Fall Poems

I’ve been collecting some poems that focus on Autumn. They make me smile.

“An Autumn Bicycle-Ride” by Owen Barfield

"The leaves, grown rusty overhead,

Dropped on the road and made it red.

The air that coldly wrapped me round,

Stained by the glowing of the ground,

Had bathed the world in the cosy gloom

Of a great, red-carpeted, firelit room;

It filled my lungs, as I rode along,

Till they overflowed in a flood of song,

And joy grew truculent in my throat,

Uttering a pompous trombone-note;

For this elegant modern soul of mine

Was warm with old Autumn’s rich red wine."

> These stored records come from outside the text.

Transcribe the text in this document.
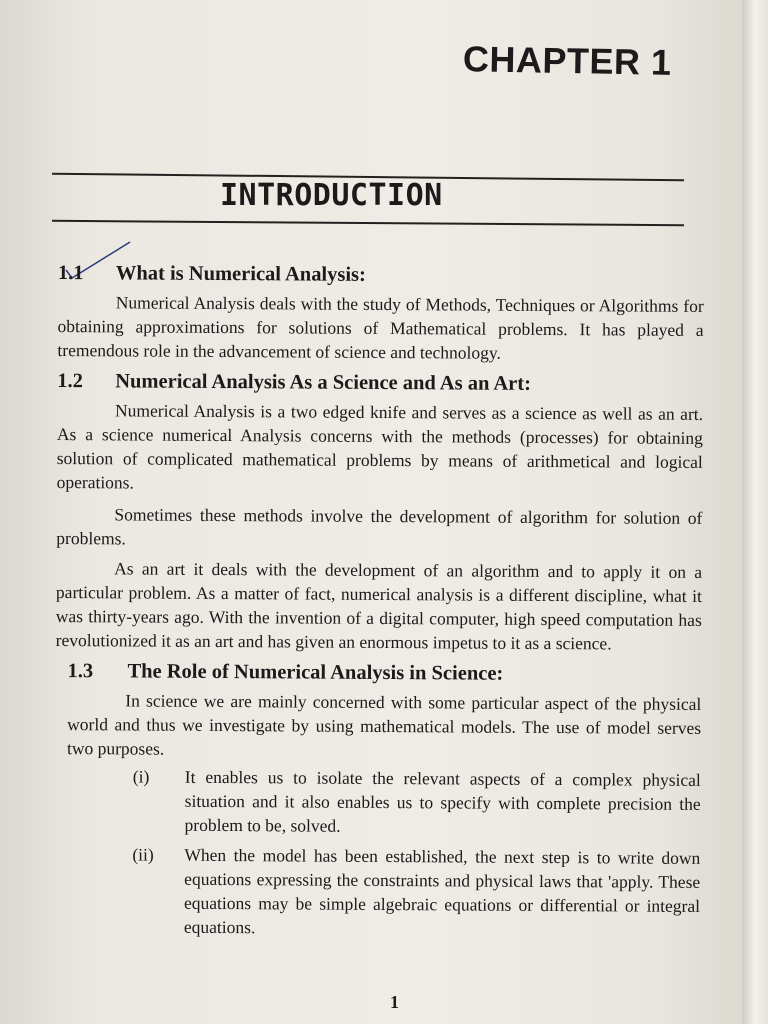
CHAPTER 1
INTRODUCTION
1.1	What is Numerical Analysis:

Numerical Analysis deals with the study of Methods, Techniques or Algorithms for obtaining approximations for solutions of Mathematical problems. It has played a tremendous role in the advancement of science and technology.

1.2	Numerical Analysis As a Science and As an Art:

Numerical Analysis is a two edged knife and serves as a science as well as an art. As a science numerical Analysis concerns with the methods (processes) for obtaining solution of complicated mathematical problems by means of arithmetical and logical operations.

Sometimes these methods involve the development of algorithm for solution of problems.

As an art it deals with the development of an algorithm and to apply it on a particular problem. As a matter of fact, numerical analysis is a different discipline, what it was thirty-years ago. With the invention of a digital computer, high speed computation has revolutionized it as an art and has given an enormous impetus to it as a science.

1.3	The Role of Numerical Analysis in Science:

In science we are mainly concerned with some particular aspect of the physical world and thus we investigate by using mathematical models. The use of model serves two purposes.

(i)	It enables us to isolate the relevant aspects of a complex physical situation and it also enables us to specify with complete precision the problem to be, solved.
(ii)	When the model has been established, the next step is to write down equations expressing the constraints and physical laws that 'apply. These equations may be simple algebraic equations or differential or integral equations.
1
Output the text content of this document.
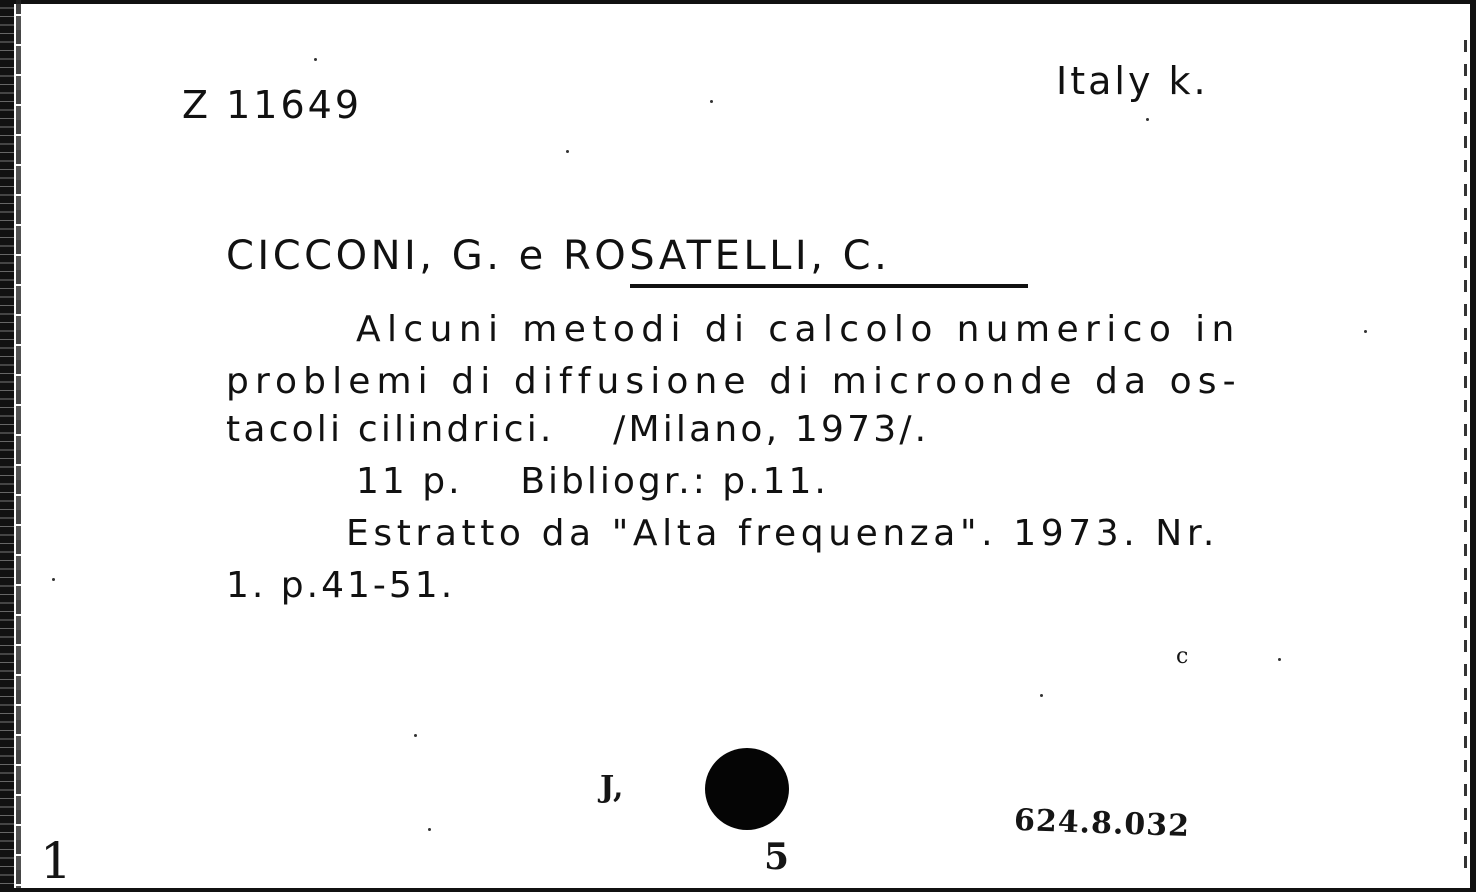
Z 11649
Italy k.
CICCONI, G. e ROSATELLI, C.
Alcuni metodi di calcolo numerico in
problemi di diffusione di microonde da os-
tacoli cilindrici.    /Milano, 1973/.
11 p.    Bibliogr.: p.11.
Estratto da "Alta frequenza". 1973. Nr.
1. p.41-51.
J,
5
1
c
624.8.032
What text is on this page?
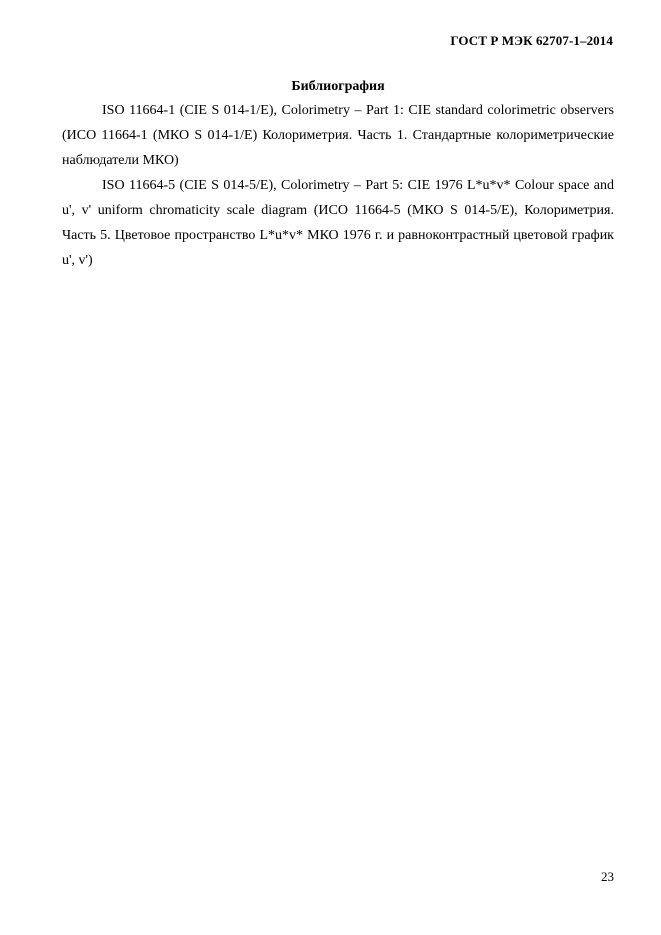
ГОСТ Р МЭК 62707-1–2014
Библиография

ISO 11664-1 (CIE S 014-1/E), Colorimetry – Part 1: CIE standard colorimetric observers (ИСО 11664-1 (МКО S 014-1/E) Колориметрия. Часть 1. Стандартные колориметрические наблюдатели МКО)

ISO 11664-5 (CIE S 014-5/E), Colorimetry – Part 5: CIE 1976 L*u*v* Colour space and u', v' uniform chromaticity scale diagram (ИСО 11664-5 (МКО S 014-5/E), Колориметрия. Часть 5. Цветовое пространство L*u*v* МКО 1976 г. и равноконтрастный цветовой график u', v')

23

They say that aspens propagate and grow

Not scattering seed-pods to whimsies of 

The wind, but from a common root below, 

   Which binds them surely each to all

And is their counterpart of human love, 

So that you’ll find no solitary tree, 

But in great stands arrayed against the cold

They seem to keep each other company

   And, at this apogee of fall, 

To cloak the mountainsides in cloth of gold.

- Matthew Brenneman

The Meaning of Grass
Your bones shall flourish like grass. Isaiah 66:14

To write about the lives of grass
you might want to inhabit a meadow,
maybe lying down for an hour, nestling in,
close to the earth, like an animal,
the seed-heads tasseling above you
in an air that smells hot and ripe and
primitive. A cricket or two. Bees bumbling
on wild clover. A hawk in the blue dome
arching over you. You invite a green juice
to flow in your veins for an hour or so,
for the stems to acquaint themselves with
your alien body, to know that you, with
a body that aches, that loves, that will fade,
that urges you to ground yourself, this day,
which is unlike every other day in your
breathing life. You doze, wake with a start,
knowing that the prophet had it right.
(Luci Shaw)

Stopping on a walk

Under the umbrella of

a maple on our street, a tent of light.

A dazzle of yellow, each leaf a lens,

a magnifying glass catching light

in its hand. Each hand scattering what brightness

filters through it, blessing the sidewalk.

In the gutter, a thousand flecks of gold leaf,

arranged as if on purpose.

My own self awash with foliar shine,

to gather against the dimming of the year.